Po bankructwie biura podróży pieniędzy ma wystarczyć nie tylko na ściągnięcie urlopowiczów do kraju, ale także na zwrot wpłaconych kwot tym, którzy na wakacje nie zdążyli wyjechać. Ma się tak stać za sprawą wchodzących dziś w życie dwóch rozporządzeń ministra finansów.
W zeszłym roku brakowało nawet na sprowadzenie klientów biur do Polski. Często wynikało to z nieuczciwości organizatorów. Zaniżali kwoty swoich dochodów, od których zależała wysokość zabezpieczenia.

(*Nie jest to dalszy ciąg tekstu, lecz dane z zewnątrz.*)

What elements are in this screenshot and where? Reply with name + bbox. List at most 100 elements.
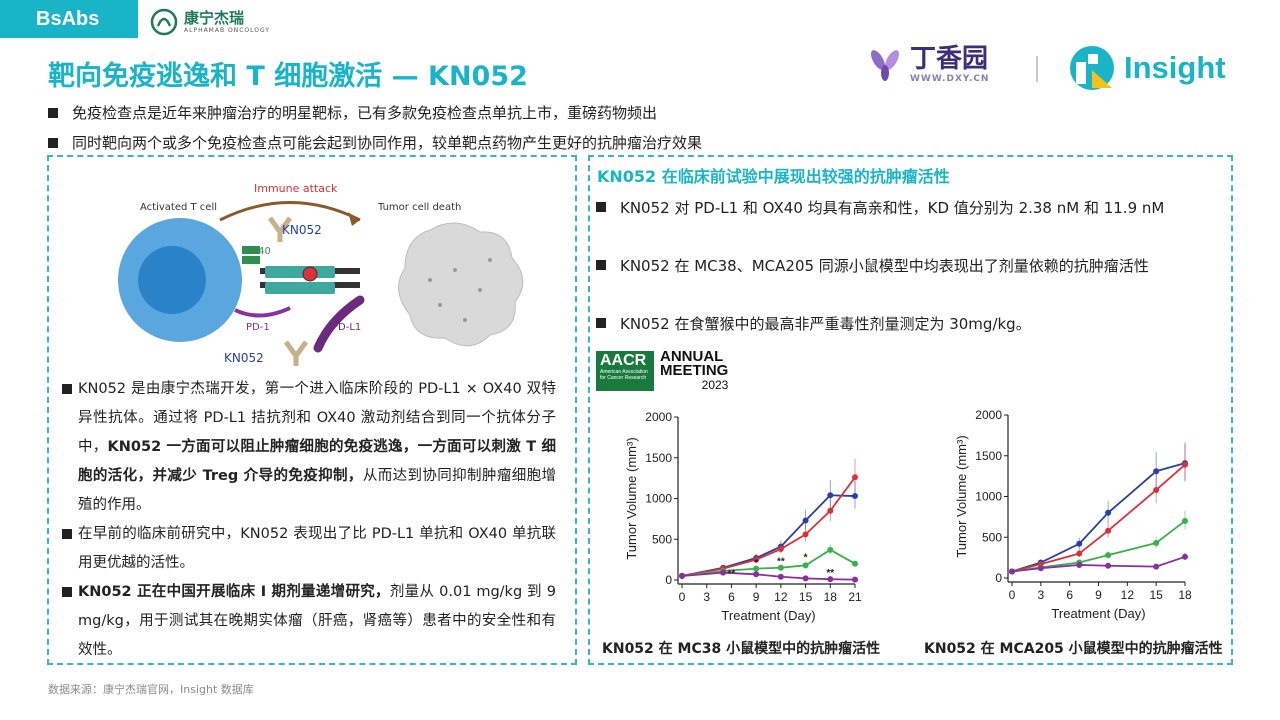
data-point <box>1182 553 1188 560</box>
x-tick-label: 12 <box>1121 588 1135 602</box>
dxy-cn: 丁香园 <box>910 44 989 74</box>
y-tick-label: 1000 <box>975 490 1002 504</box>
insight-logo: Insight <box>1068 44 1226 92</box>
dxy-logo: 丁香园 WWW.DXY.CN <box>866 46 989 84</box>
kn052-antibody-icon <box>267 216 293 242</box>
right-panel-title: KN052 在临床前试验中展现出较强的抗肿瘤活性 <box>597 167 950 186</box>
bullet-square-icon <box>62 529 72 539</box>
aacr-meeting-logo: AACR American Association for Cancer Res… <box>596 349 728 392</box>
y-axis-label: Tumor Volume (mm³) <box>954 435 969 557</box>
x-tick-label: 0 <box>1009 588 1016 602</box>
brand-cn: 康宁杰瑞 <box>184 8 245 27</box>
data-point <box>802 531 809 538</box>
y-tick-label: 2000 <box>645 410 672 424</box>
bullet-square-icon <box>596 318 606 328</box>
series-line-0 <box>1011 462 1186 573</box>
data-point <box>1105 527 1112 534</box>
left-description: KN052 是由康宁杰瑞开发，第一个进入临床阶段的 PD-L1 × OX40 双… <box>62 375 556 665</box>
bullet-square-icon <box>62 587 72 597</box>
data-point <box>827 507 834 514</box>
y-tick-label: 0 <box>995 571 1002 585</box>
data-point <box>852 576 858 583</box>
y-tick-label: 2000 <box>975 408 1002 422</box>
data-point <box>753 556 760 563</box>
left-panel <box>47 155 577 665</box>
intro-bullet: 同时靶向两个或多个免疫检查点可能会起到协同作用，较单靶点药物产生更好的抗肿瘤治疗… <box>48 128 1228 158</box>
x-tick-label: 9 <box>1095 588 1102 602</box>
section-tag: BsAbs <box>0 0 138 38</box>
immune-attack-label: Immune attack <box>254 182 338 195</box>
description-paragraph: KN052 正在中国开展临床 I 期剂量递增研究，剂量从 0.01 mg/kg … <box>62 578 556 665</box>
data-point <box>1153 539 1160 546</box>
pd1-label: PD-1 <box>246 322 270 333</box>
x-tick-label: 21 <box>848 590 862 604</box>
data-point <box>1076 561 1083 568</box>
kn052-label-top: KN052 <box>282 223 322 237</box>
x-tick-label: 3 <box>703 590 710 604</box>
right-bullet: KN052 在食蟹猴中的最高非严重毒性剂量测定为 30mg/kg。 <box>596 309 1216 337</box>
data-point <box>679 572 685 579</box>
brand-en: ALPHAMAB ONCOLOGY <box>184 26 270 34</box>
x-tick-label: 18 <box>1178 588 1192 602</box>
y-tick-label: 1500 <box>645 451 672 465</box>
series-line-1 <box>681 476 856 577</box>
tumor-cell-shape <box>398 222 524 347</box>
right-bullets: KN052 对 PD-L1 和 OX40 均具有高亲和性，KD 值分别为 2.3… <box>596 193 1216 367</box>
alphamab-logo-icon <box>150 8 178 36</box>
x-tick-label: 12 <box>774 590 788 604</box>
x-axis-label: Treatment (Day) <box>721 608 815 623</box>
data-point <box>1076 540 1083 547</box>
data-point <box>1182 517 1188 524</box>
data-point <box>777 546 784 553</box>
tumor-cell-death-label: Tumor cell death <box>377 202 461 213</box>
kn052-label-bottom: KN052 <box>224 351 264 365</box>
mca205-tumor-chart: 0 500 1000 1500 2000 0 3 6 9 12 15 18 Treatment (Day… <box>954 408 1192 621</box>
right-bullet: KN052 在 MC38、MCA205 同源小鼠模型中均表现出了剂量依赖的抗肿瘤… <box>596 251 1216 279</box>
kn052-antibody-icon-2 <box>283 340 309 366</box>
data-point <box>852 560 858 567</box>
data-point <box>1105 552 1112 559</box>
significance-label: ** <box>728 568 736 579</box>
description-paragraph: KN052 是由康宁杰瑞开发，第一个进入临床阶段的 PD-L1 × OX40 双… <box>62 375 556 520</box>
significance-label: * <box>754 558 758 569</box>
x-tick-label: 0 <box>679 590 686 604</box>
data-point <box>827 546 834 553</box>
right-panel <box>588 155 1233 665</box>
data-point <box>1105 509 1112 516</box>
data-point <box>827 576 834 583</box>
y-tick-label: 500 <box>652 532 672 546</box>
t-cell-nucleus <box>138 246 206 314</box>
data-point <box>1076 550 1083 557</box>
significance-label: ** <box>777 557 785 568</box>
attack-arrow <box>219 201 361 222</box>
pdl1-label: PD-L1 <box>332 322 361 333</box>
intro-bullets: 免疫检查点是近年来肿瘤治疗的明星靶标，已有多款免疫检查点单抗上市，重磅药物频出 … <box>48 98 1228 158</box>
y-tick-label: 1500 <box>975 449 1002 463</box>
bullet-square-icon <box>596 202 606 212</box>
description-paragraph: 在早前的临床前研究中，KN052 表现出了比 PD-L1 单抗和 OX40 单抗… <box>62 520 556 578</box>
page-title: 靶向免疫逃逸和 T 细胞激活 — KN052 <box>48 61 528 92</box>
y-axis-label: Tumor Volume (mm³) <box>624 437 639 559</box>
activated-t-cell-label: Activated T cell <box>140 202 217 213</box>
y-tick-label: 1000 <box>645 492 672 506</box>
data-point <box>1153 468 1160 475</box>
x-tick-label: 15 <box>1149 588 1163 602</box>
aacr-logo: AACR American Association for Cancer Res… <box>596 351 654 391</box>
data-point <box>1153 486 1160 493</box>
bullet-square-icon <box>596 260 606 270</box>
series-line-1 <box>1011 464 1186 573</box>
significance-label: ** <box>826 568 834 579</box>
mc38-tumor-chart: 0 500 1000 1500 2000 0 3 6 9 12 15 18 21 Treatment (D… <box>624 410 862 623</box>
right-bullet: KN052 对 PD-L1 和 OX40 均具有高亲和性，KD 值分别为 2.3… <box>596 193 1216 221</box>
mechanism-diagram: Immune attack Activated T cell Tumor cel… <box>118 182 524 366</box>
series-line-0 <box>681 494 856 577</box>
data-source-note: 数据来源：康宁杰瑞官网，Insight 数据库 <box>48 683 254 696</box>
data-point <box>827 492 834 499</box>
x-tick-label: 3 <box>1037 588 1044 602</box>
insight-wordmark: Insight <box>1124 50 1226 85</box>
bullet-square-icon <box>48 138 58 148</box>
alphamab-logo: 康宁杰瑞 ALPHAMAB ONCOLOGY <box>150 6 270 38</box>
data-point <box>802 575 809 582</box>
data-point <box>1182 461 1188 468</box>
x-tick-label: 6 <box>1066 588 1073 602</box>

Niektórzy otwierali biznes tylko po to, by po kilku miesiącach ogłosić upadłość, a po roku znów zacząć wysyłać turystów za granicę.

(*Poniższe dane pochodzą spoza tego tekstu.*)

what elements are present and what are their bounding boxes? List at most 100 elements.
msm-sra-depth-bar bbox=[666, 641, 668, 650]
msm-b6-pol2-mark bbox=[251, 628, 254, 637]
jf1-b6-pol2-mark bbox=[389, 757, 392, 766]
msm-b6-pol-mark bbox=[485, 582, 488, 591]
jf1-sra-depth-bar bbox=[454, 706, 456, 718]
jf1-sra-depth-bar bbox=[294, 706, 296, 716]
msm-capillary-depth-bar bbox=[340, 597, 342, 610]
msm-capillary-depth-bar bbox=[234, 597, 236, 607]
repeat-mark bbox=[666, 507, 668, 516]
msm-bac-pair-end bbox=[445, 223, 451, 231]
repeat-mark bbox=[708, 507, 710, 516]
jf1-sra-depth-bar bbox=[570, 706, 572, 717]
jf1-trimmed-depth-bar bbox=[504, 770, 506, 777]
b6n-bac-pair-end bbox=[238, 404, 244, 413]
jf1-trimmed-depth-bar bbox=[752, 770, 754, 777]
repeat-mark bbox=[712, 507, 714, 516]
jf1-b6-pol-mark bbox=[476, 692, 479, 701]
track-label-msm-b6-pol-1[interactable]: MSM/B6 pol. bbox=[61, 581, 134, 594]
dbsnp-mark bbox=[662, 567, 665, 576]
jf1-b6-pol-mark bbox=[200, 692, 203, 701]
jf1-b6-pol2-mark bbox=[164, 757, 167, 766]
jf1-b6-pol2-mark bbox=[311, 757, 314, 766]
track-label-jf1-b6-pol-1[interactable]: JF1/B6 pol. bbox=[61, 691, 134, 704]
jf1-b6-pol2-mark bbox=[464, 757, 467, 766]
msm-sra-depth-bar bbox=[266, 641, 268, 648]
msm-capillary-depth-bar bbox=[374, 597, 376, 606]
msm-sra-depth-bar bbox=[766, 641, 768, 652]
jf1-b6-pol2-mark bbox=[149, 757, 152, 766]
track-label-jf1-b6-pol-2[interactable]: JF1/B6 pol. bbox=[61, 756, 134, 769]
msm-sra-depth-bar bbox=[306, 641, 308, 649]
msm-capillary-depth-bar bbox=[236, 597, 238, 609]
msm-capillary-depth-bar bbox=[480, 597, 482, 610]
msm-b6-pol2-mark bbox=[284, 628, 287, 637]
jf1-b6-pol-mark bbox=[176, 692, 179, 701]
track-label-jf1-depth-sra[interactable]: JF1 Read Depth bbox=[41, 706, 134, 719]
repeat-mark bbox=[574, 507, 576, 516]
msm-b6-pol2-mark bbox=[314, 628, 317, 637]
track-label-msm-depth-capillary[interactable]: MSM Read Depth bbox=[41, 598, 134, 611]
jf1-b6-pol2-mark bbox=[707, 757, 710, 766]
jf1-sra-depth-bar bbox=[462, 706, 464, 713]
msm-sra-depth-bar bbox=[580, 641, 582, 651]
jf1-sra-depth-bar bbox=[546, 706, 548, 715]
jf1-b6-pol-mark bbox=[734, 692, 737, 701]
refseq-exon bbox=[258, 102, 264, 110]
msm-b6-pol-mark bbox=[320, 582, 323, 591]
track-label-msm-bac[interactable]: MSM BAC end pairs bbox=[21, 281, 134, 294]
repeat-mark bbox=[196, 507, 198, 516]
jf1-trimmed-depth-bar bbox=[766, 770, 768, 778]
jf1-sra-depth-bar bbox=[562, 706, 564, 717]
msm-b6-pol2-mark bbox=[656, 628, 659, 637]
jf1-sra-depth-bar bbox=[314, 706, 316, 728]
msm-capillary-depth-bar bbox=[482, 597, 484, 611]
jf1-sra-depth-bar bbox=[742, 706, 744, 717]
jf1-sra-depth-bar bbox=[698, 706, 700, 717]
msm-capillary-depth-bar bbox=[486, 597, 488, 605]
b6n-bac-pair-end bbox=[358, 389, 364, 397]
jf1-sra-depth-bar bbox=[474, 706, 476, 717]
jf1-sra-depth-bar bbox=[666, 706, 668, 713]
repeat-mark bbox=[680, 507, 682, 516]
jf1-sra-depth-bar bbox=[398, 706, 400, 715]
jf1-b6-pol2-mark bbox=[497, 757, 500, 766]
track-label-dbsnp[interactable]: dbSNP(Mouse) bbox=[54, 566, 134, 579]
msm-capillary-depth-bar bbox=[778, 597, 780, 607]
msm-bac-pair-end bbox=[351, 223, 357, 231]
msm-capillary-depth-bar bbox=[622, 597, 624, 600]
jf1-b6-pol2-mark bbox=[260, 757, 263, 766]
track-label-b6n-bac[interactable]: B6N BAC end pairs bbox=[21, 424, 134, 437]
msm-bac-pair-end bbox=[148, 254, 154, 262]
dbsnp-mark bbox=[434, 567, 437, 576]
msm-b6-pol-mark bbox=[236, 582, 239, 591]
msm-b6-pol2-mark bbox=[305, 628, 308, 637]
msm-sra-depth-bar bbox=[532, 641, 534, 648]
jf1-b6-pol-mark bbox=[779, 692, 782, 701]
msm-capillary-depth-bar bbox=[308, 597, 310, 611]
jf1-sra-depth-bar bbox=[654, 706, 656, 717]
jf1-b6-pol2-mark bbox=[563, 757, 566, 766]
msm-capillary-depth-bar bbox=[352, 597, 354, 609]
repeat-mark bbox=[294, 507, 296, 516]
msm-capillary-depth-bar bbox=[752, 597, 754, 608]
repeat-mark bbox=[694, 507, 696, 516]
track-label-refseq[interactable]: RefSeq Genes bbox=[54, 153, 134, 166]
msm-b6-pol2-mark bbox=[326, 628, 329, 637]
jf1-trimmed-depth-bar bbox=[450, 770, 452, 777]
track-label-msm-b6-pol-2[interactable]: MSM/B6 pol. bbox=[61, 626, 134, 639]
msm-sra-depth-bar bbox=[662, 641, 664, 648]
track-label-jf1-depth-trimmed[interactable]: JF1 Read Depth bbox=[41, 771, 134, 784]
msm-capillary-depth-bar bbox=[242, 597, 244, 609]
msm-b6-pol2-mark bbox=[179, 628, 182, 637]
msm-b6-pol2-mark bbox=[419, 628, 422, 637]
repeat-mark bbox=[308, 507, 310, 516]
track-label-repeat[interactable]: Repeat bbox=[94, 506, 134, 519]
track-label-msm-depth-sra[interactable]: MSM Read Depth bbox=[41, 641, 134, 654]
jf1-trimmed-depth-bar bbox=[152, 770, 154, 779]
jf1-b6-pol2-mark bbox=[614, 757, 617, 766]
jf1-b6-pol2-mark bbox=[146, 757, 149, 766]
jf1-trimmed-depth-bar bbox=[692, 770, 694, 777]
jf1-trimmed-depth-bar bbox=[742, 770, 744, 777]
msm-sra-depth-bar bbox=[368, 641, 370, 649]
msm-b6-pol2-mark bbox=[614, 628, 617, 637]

Teraz przedsiębiorca, który zechce wejść na rynek turystyki i wysyłać turystów wyczarterowanym samolotem za granicę, będzie musiał zagwarantować zabezpieczenie na poziomie 250 tys. euro. Do tej pory było to 67 tys. euro.
Jak wyliczyło Ministerstwo Finansów, gwarancji wystarczało na pokrycie kosztu sprowadzenia z zagranicy około 100 osób i zwrot przedpłat za wykupione imprezy tylko mniej więcej 85 osobom. Nowa kwota, zakładając, że opłacenie lotu powrotnego dla turysty kosztuje 1 tys. zł, a koszt średniej imprezy zagranicznej to 2 tys. zł, ma wystarczyć na sprowadzenie do kraju około 400 osobom i zwrot przedpłat 300.
Wyższa gwarancja będzie obowiązywała wszystkich organizatorów usług turystycznych. Będzie stopniowana w zależności od prowadzonej działalności, terminów i wielkości wpłat przyjmowanych od klientów. Najwyższa stawka obowiązywać będzie podmioty prowadzące działalność o największym ryzyku, czyli organizujących wycieczki czarterowanymi samolotami poza Europę. Touroperatorzy, którzy wysyłają klientów za granicę, ale samolotami rejsowymi, ze z góry opłaconym biletem powrotnym, będą mieć niższą stawkę.